The memo alleges that conflicts of interest emerge from Gascón’s hiring of criminal defense lawyers. It provides these examples:
ALISA BLAIR, Special Advisor for Juvenile Diversion and Collaborative Courts, has taken credit for writing the “Youth Justice Policy” which Gascon issued as a directive when Blair was still employed as a deputy public defender. Blair claims to be the only person who can make exceptions to the policy. In at least one of the post-Proposition 57 cases, including those cases where defendants have been or are currently represented by the Public Defender’s Office, Ms. Blair had email and phone contact with the defendant’s mother and was clearly assisting in the defendant’s defense. It is a violation of the law for her to do so. [A footnote cites Government Code §26540.]

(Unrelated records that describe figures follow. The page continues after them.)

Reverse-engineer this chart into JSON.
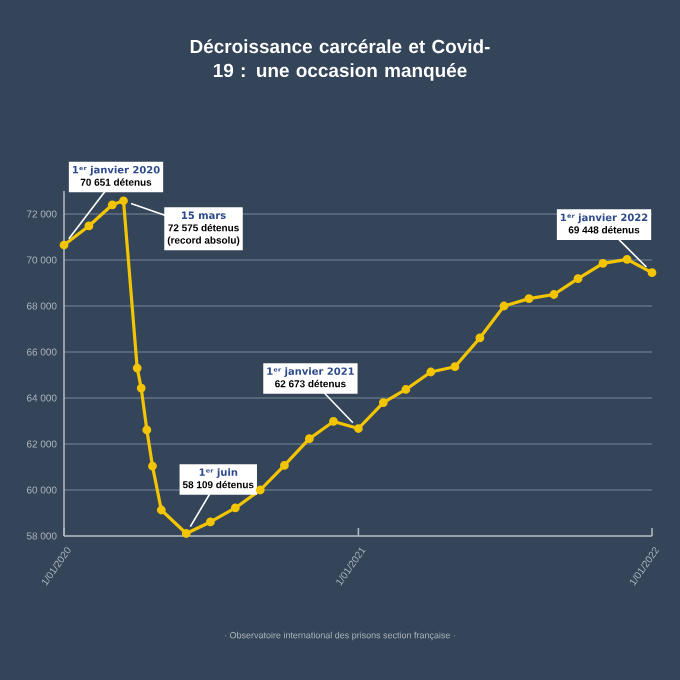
{
  "chart_data": {
    "type": "line",
    "title": "Décroissance carcérale et Covid-19 : une occasion manquée",
    "x": [
      "2020-01-01",
      "2020-02-01",
      "2020-03-01",
      "2020-03-15",
      "2020-04-01",
      "2020-04-06",
      "2020-04-13",
      "2020-04-20",
      "2020-05-01",
      "2020-06-01",
      "2020-07-01",
      "2020-08-01",
      "2020-09-01",
      "2020-10-01",
      "2020-11-01",
      "2020-12-01",
      "2021-01-01",
      "2021-02-01",
      "2021-03-01",
      "2021-04-01",
      "2021-05-01",
      "2021-06-01",
      "2021-07-01",
      "2021-08-01",
      "2021-09-01",
      "2021-10-01",
      "2021-11-01",
      "2021-12-01",
      "2022-01-01"
    ],
    "series": [
      {
        "color": "#f2c500",
        "values": [
          70651,
          71480,
          72400,
          72575,
          65300,
          64430,
          62610,
          61040,
          59130,
          58109,
          58610,
          59220,
          60000,
          61070,
          62230,
          62980,
          62673,
          63800,
          64370,
          65130,
          65360,
          66610,
          68000,
          68320,
          68500,
          69190,
          69850,
          70030,
          69448
        ]
      }
    ],
    "xlim": [
      "2020-01-01",
      "2022-01-01"
    ],
    "xticks": [
      {
        "value": "2020-01-01",
        "label": "1/01/2020"
      },
      {
        "value": "2021-01-01",
        "label": "1/01/2021"
      },
      {
        "value": "2022-01-01",
        "label": "1/01/2022"
      }
    ],
    "ylim": [
      58000,
      73000
    ],
    "yticks": [
      {
        "value": 58000,
        "label": "58 000"
      },
      {
        "value": 60000,
        "label": "60 000"
      },
      {
        "value": 62000,
        "label": "62 000"
      },
      {
        "value": 64000,
        "label": "64 000"
      },
      {
        "value": 66000,
        "label": "66 000"
      },
      {
        "value": 68000,
        "label": "68 000"
      },
      {
        "value": 70000,
        "label": "70 000"
      },
      {
        "value": 72000,
        "label": "72 000"
      }
    ],
    "grid": "y",
    "marker": "circle",
    "line_style": "solid",
    "annotations": [
      {
        "text": "1ᵉʳ janvier 2020",
        "x": "2020-01-01",
        "y": 70651
      },
      {
        "text": "70 651 détenus",
        "x": "2020-01-01",
        "y": 70651
      },
      {
        "text": "15 mars",
        "x": "2020-03-15",
        "y": 72575
      },
      {
        "text": "72 575 détenus",
        "x": "2020-03-15",
        "y": 72575
      },
      {
        "text": "(record absolu)",
        "x": "2020-03-15",
        "y": 72575
      },
      {
        "text": "1ᵉʳ juin",
        "x": "2020-06-01",
        "y": 58109
      },
      {
        "text": "58 109 détenus",
        "x": "2020-06-01",
        "y": 58109
      },
      {
        "text": "1ᵉʳ janvier 2021",
        "x": "2021-01-01",
        "y": 62673
      },
      {
        "text": "62 673 détenus",
        "x": "2021-01-01",
        "y": 62673
      },
      {
        "text": "1ᵉʳ janvier 2022",
        "x": "2022-01-01",
        "y": 69448
      },
      {
        "text": "69 448 détenus",
        "x": "2022-01-01",
        "y": 69448
      },
      "· Observatoire international des prisons section française ·"
    ]
  }
}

SHELAN JOSEPH (who joined the office on April 1, 2021, as a Special Assistant) has taken over all LADA Capital Habeas cases, including those cases where defendants have been or are currently represented by the Public Defender’s Office. Soon after December 7, 2020, the Los Angeles County Deputy District Attorney’s Association (ADDA) filed a lawsuit challenging the implementation of Gascon’s policies. In support of Gascon’s opposition to the ADDA lawsuit, Joseph submitted a declaration supporting Gascon and his policies. Ms. Joseph’s declaration, which is dated January 14, 2021, just three months before her employment as a deputy district attorney, made it crystal clear what her prior duties had been with the Public Defender’s Office. She declared, under penalty of perjury, “For the last two years I have been assigned as the Assistant Special Circumstance coordinator. In that capacity, I oversaw all cases where the death penalty may be imposed. As such, all cases had special circumstances filed.” (Italics added). These are the identical cases for which Ms. Joseph is now responsible, but as a prosecutor. One need only take Ms. Joseph at her word to see the blatant conflict of interest by her serving as the supervising deputy district attorney responsible for LADA capital habeas cases.

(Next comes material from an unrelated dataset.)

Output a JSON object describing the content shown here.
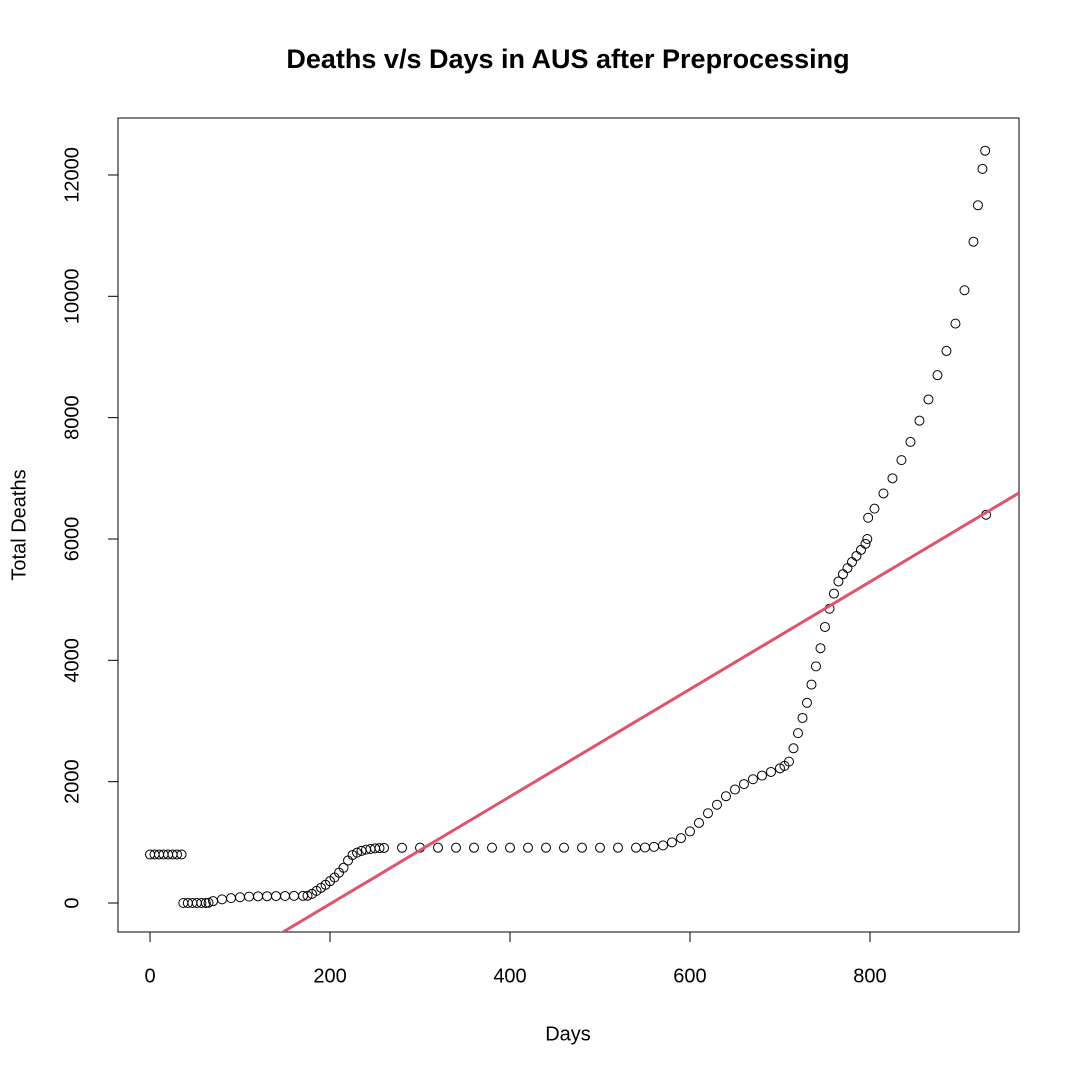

DIANA TERAN has been appointed by Gascon as Special Advisor for Post-Conviction Litigation and Justice System Integrity. The District Attorney’s Office and the Public Defender’s Office have both confirmed she is “on loan” to the District Attorney’s Office from the Public Defender’s Office. Incredibly, she submitted “The People’s Answer to Petition for Review” to the Supreme Court of California thereby joining with the defendant’s Petition for Review in the case of Nazier v Superior Court, California Supreme Court Case S267713. Teran is actively involved in at least one, if not more, habeas cases and she is actively developing and executing policies regarding resentencing of the very clients that she previously represented as a defense attorney.
TIFFINY BLACKNELL, was a deputy public defender for 18 years until March 1, 2021. On that date she joined the Los Angeles County District Attorney’s Office and was designated Community and Government Affairs Liaison. She has boldly and publicly professed her beliefs that police are evil, she hates law enforcement, and all prisons should be abolished. She has proudly worn a shirt bearing the words “The police are trained to kill us” on social media posts and other settings.
LAURENCE MIDDLETON was appointed by Gascon as a “special prosecutor” to review and prosecute law enforcement use of force cases. These cases had already been evaluated and decided upon by a prior administration. Gascon made this appointment when Middleton was representing defendants in criminal cases. This appointment by Gascon was done with a knowing disregard for Government Code 26540, which prohibits any district attorney from defending or acting as counsel for any person accused of any crime. Two judges have already determined that Middleton had a conflict of interest in continuing to represent criminal defendants.